7. The manufacturer is responsible for a secondary burden of explanation regarding the knowledge of the management board of the use of such an inadmissible defeat device.
8. The consequence of the secondary burden of presentation is, on the one hand, that the manufacturer can not content himself with a simple dispute, but must shake the actual presumption to a reasonable extent by substantiated counter-lecture. If he does not comply, the submission of the plaintiff is deemed to have been granted (§ 138 para. 3 ZPO). In the context of the secondary burden of analysis, the manufacturer is also responsible for investigating to a reasonable extent. Should it not be possible or reasonable for him to bring about a final clarification, it is not sufficient to inform about the failure, but rather he has to specifically state what knowledge he has gained about the circumstances of an event of infringement (connection to: OLG Karlsruhe, Note from the 05.03.2019 - 13 U 142 / 18).

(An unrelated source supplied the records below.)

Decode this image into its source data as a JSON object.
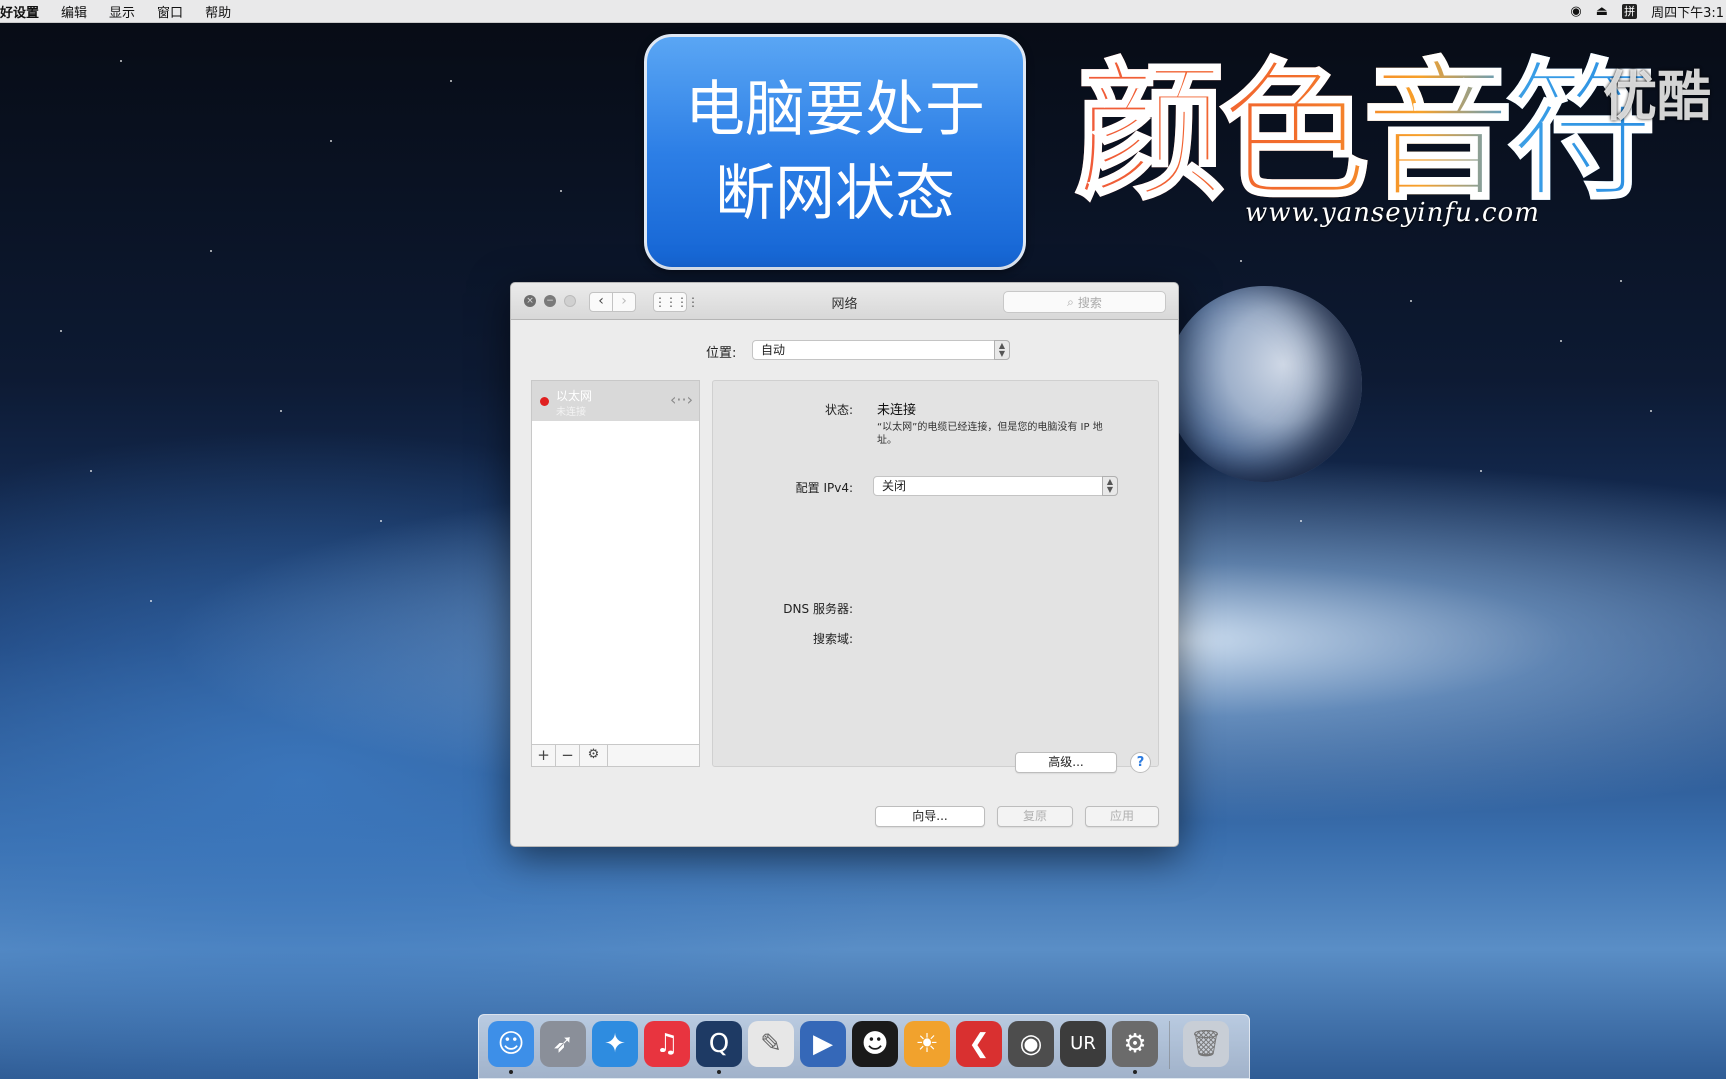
{
  "menubar": {
    "items": [
      "好设置",
      "编辑",
      "显示",
      "窗口",
      "帮助"
    ],
    "ime_label": "拼",
    "clock": "周四下午3:1"
  },
  "callout": {
    "line1": "电脑要处于",
    "line2": "断网状态"
  },
  "logo": {
    "brand": "颜色音符",
    "url": "www.yanseyinfu.com",
    "watermark": "优酷"
  },
  "window": {
    "title": "网络",
    "search_placeholder": "搜索",
    "location_label": "位置:",
    "location_value": "自动",
    "services": [
      {
        "name": "以太网",
        "status": "未连接",
        "status_color": "#e02020"
      }
    ],
    "detail": {
      "status_label": "状态:",
      "status_value": "未连接",
      "status_desc": "“以太网”的电缆已经连接，但是您的电脑没有 IP 地址。",
      "ipv4_label": "配置 IPv4:",
      "ipv4_value": "关闭",
      "dns_label": "DNS 服务器:",
      "search_domain_label": "搜索域:"
    },
    "advanced_button": "高级...",
    "help_button": "?",
    "assist_button": "向导...",
    "revert_button": "复原",
    "apply_button": "应用",
    "toolbar": {
      "add": "+",
      "remove": "−",
      "gear": "⚙"
    }
  },
  "dock": {
    "items": [
      {
        "name": "finder",
        "glyph": "☺",
        "color": "#3d8fe8",
        "running": true
      },
      {
        "name": "launchpad",
        "glyph": "➶",
        "color": "#8a8f99",
        "running": false
      },
      {
        "name": "safari",
        "glyph": "✦",
        "color": "#2e8ce0",
        "running": false
      },
      {
        "name": "itunes",
        "glyph": "♫",
        "color": "#e8343f",
        "running": false
      },
      {
        "name": "quicktime",
        "glyph": "Q",
        "color": "#1e3a64",
        "running": true
      },
      {
        "name": "textedit",
        "glyph": "✎",
        "color": "#e7e7e7",
        "running": false
      },
      {
        "name": "media-player",
        "glyph": "▶",
        "color": "#3568b8",
        "running": false
      },
      {
        "name": "qq",
        "glyph": "☻",
        "color": "#1a1a1a",
        "running": false
      },
      {
        "name": "game-app",
        "glyph": "☀",
        "color": "#f1a22d",
        "running": false
      },
      {
        "name": "red-app",
        "glyph": "❮",
        "color": "#d93030",
        "running": false
      },
      {
        "name": "disk-utility",
        "glyph": "◉",
        "color": "#4d4d4d",
        "running": false
      },
      {
        "name": "ur44",
        "glyph": "UR",
        "color": "#3c3c3c",
        "running": false
      },
      {
        "name": "system-preferences",
        "glyph": "⚙",
        "color": "#6b6b6b",
        "running": true
      }
    ],
    "trash": {
      "name": "trash",
      "glyph": "🗑",
      "color": "#c8ced6"
    }
  }
}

9. The claim against the manufacturer of the engine can be based both on § 826 BGB and on § 831 BGB ("election determination").
10. To the preconditions to § 826 BGB in the so-called "waste gas cases" (connection to: OLG Karlsruhe, notice of the 05.03.2019 - 13 U 142 / 18, Cologne Higher Regional Court, 03.01.2019 - 18 U 70 / 18)
11. To the prerequisites of the jump revision according to § 566 ZPO, for a quick supreme court clarification with fundamental meaning.